# Shop Pictures



## jghm (Oct 27, 2010)

I thought it was getting tight in my one stall garage shop. I now see there isn't nearly enough machinery in there yet! ;D
John


----------



## Starlight Tools (Feb 21, 2011)

> author=platypus20 link=topic=194.msg560#msg560 date=1288226132
> 
> 
> > author=yorkiepap link=topic=194.msg559#msg559 date=1288224820
> ...



OK so what is the problem, just knock out the wall and take over the bedroom! As my kids moved out, their bedrooms were incorporated into the shop, or at least storage for the shop. LOL

Walter


----------



## ChuckB (Feb 21, 2011)

> author=Frank Ford link=topic=194.msg623#msg623 date=1288796984
> 
> 
> > I'm severely land locked. . .
> ...



I see a partial solution.. let me come by and pick up the bandsaw


----------



## Frank Ford (Feb 21, 2011)

> I see a partial solution.. let me come by and pick up the bandsaw




That saw is one of my oldest tool friends - I got it in about 1975, and it was old then, built in 1943 to do duty as part of the War Effort.
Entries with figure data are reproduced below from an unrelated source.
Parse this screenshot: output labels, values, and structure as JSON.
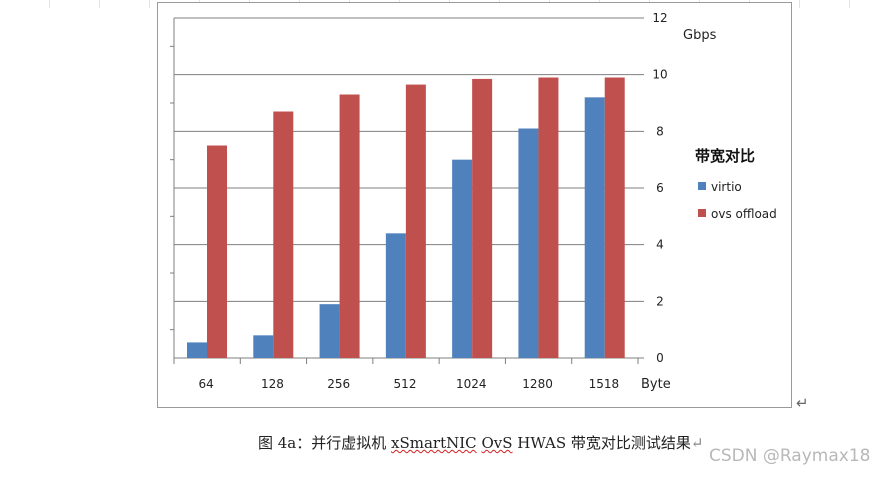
{
  "chart_data": {
    "type": "bar",
    "legend_title": "带宽对比",
    "unit_label": "Gbps",
    "categories": [
      "64",
      "128",
      "256",
      "512",
      "1024",
      "1280",
      "1518"
    ],
    "x_unit_label": "Byte",
    "y_ticks": [
      "0",
      "2",
      "4",
      "6",
      "8",
      "10",
      "12"
    ],
    "ylim": [
      0,
      12
    ],
    "grid": true,
    "legend_position": "right",
    "series": [
      {
        "name": "virtio",
        "color": "#4f81bd",
        "values": [
          0.55,
          0.8,
          1.9,
          4.4,
          7.0,
          8.1,
          9.2
        ]
      },
      {
        "name": "ovs offload",
        "color": "#c0504d",
        "values": [
          7.5,
          8.7,
          9.3,
          9.65,
          9.85,
          9.9,
          9.9
        ]
      }
    ]
  },
  "caption": {
    "prefix": "图 4a：并行虚拟机 ",
    "product": "xSmartNIC",
    "ovs": "OvS",
    "suffix": " HWAS 带宽对比测试结果",
    "mark": "↵"
  },
  "return_mark": "↵",
  "watermark": "CSDN @Raymax18"
}
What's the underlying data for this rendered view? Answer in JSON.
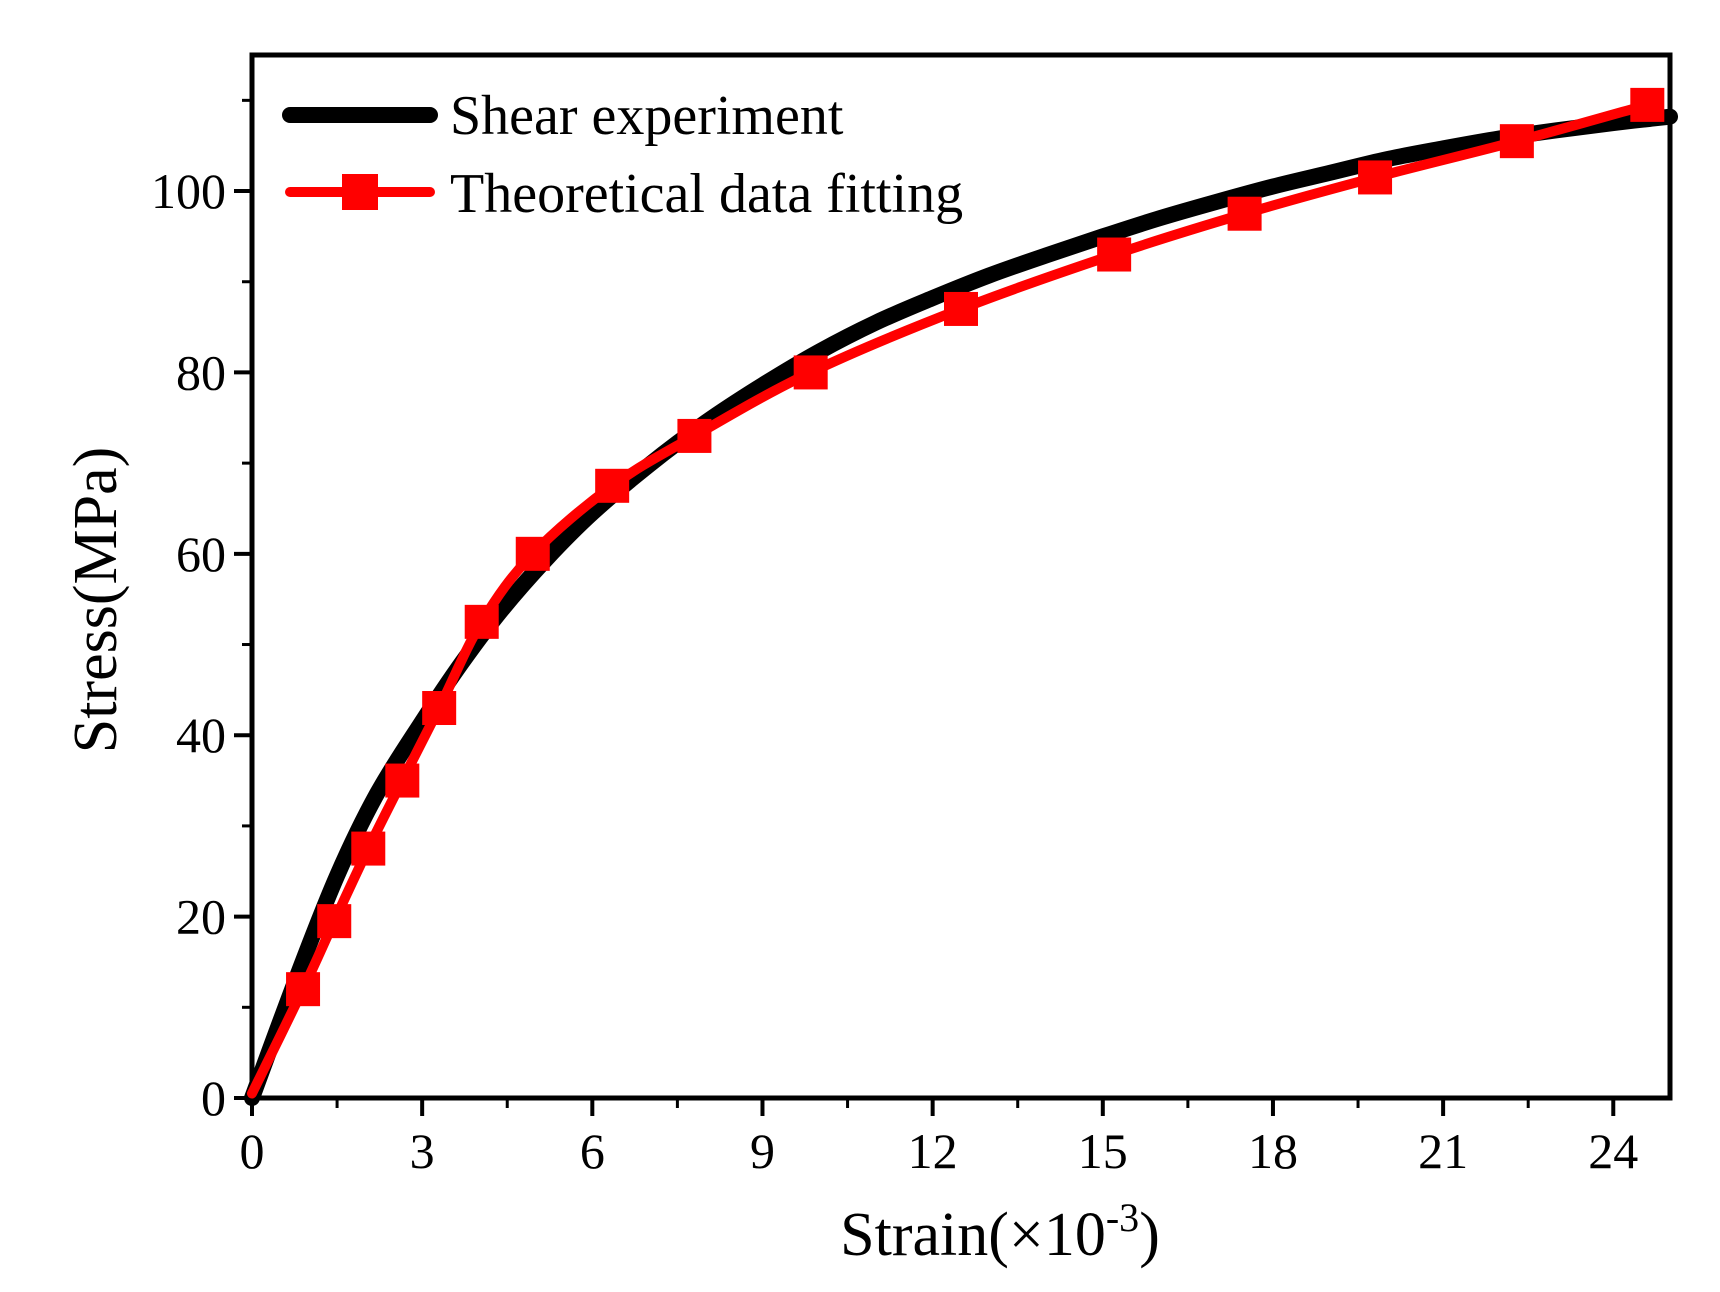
{
  "chart_data": {
    "type": "line",
    "xlabel": "Strain(×10",
    "xlabel_exponent": "-3",
    "xlabel_close": ")",
    "ylabel": "Stress(MPa)",
    "xlim": [
      0,
      25
    ],
    "ylim": [
      0,
      115
    ],
    "x_ticks": [
      0,
      3,
      6,
      9,
      12,
      15,
      18,
      21,
      24
    ],
    "x_tick_labels": [
      "0",
      "3",
      "6",
      "9",
      "12",
      "15",
      "18",
      "21",
      "24"
    ],
    "y_ticks": [
      0,
      20,
      40,
      60,
      80,
      100
    ],
    "y_tick_labels": [
      "0",
      "20",
      "40",
      "60",
      "80",
      "100"
    ],
    "legend_position": "top-left",
    "series": [
      {
        "name": "Shear experiment",
        "color": "#000000",
        "marker": "none",
        "x": [
          0,
          0.8,
          1.5,
          2.2,
          3.0,
          3.7,
          4.4,
          5.2,
          6.0,
          7.0,
          8.0,
          9.0,
          10.0,
          11.0,
          12.0,
          13.0,
          14.0,
          15.0,
          16.0,
          17.0,
          18.0,
          19.0,
          20.0,
          21.0,
          22.0,
          23.0,
          24.0,
          25.0
        ],
        "y": [
          0,
          13.5,
          24.5,
          33.5,
          41.5,
          48.0,
          53.8,
          59.5,
          64.5,
          69.8,
          74.5,
          78.6,
          82.3,
          85.5,
          88.2,
          90.7,
          92.9,
          95.0,
          97.0,
          98.8,
          100.5,
          102.0,
          103.5,
          104.7,
          105.8,
          106.7,
          107.5,
          108.2
        ]
      },
      {
        "name": "Theoretical data fitting",
        "color": "#ff0000",
        "marker": "square",
        "x": [
          0,
          0.9,
          1.45,
          2.05,
          2.65,
          3.3,
          4.05,
          4.95,
          6.35,
          7.8,
          9.85,
          12.5,
          15.2,
          17.5,
          19.8,
          22.3,
          24.6
        ],
        "y": [
          0.5,
          12,
          19.5,
          27.5,
          35,
          43,
          52.5,
          60,
          67.5,
          73,
          80,
          87,
          93,
          97.5,
          101.5,
          105.5,
          109.5
        ]
      }
    ]
  }
}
Just replaced the original tires last year - that old saw just keeps on doing its job without complaining. 

I made it a gravity feed that really boosts its utility:





Sometimes I overload the old guy - here I'm cutting 6" round steel, with the upper blade guide removed for clearance:




Even without the guide I get a nice clean cut:




More about the setup here: http://www.frets.com/HomeShopTech/Tooling/BandSawFeed/bandsawfeed.html


----------



## ChuckB (Feb 21, 2011)

Wow, looks like one heck of a machine! Don't worry, I wont report you to PETM (People for the Ethical Treatment of Machinery) 

I tried to get this one at a local auction, but it went too high for my budget. It sold for $375.00. Sometimes I think I should have just bit the bullet and got it.. but then again, who know how high it would have gone.


----------



## drogers (Feb 26, 2011)

The interesting thing about the shops shown is how adaptable people can be to accomplish a task. I have always found that my interests expand to overfill the space available.
Don


----------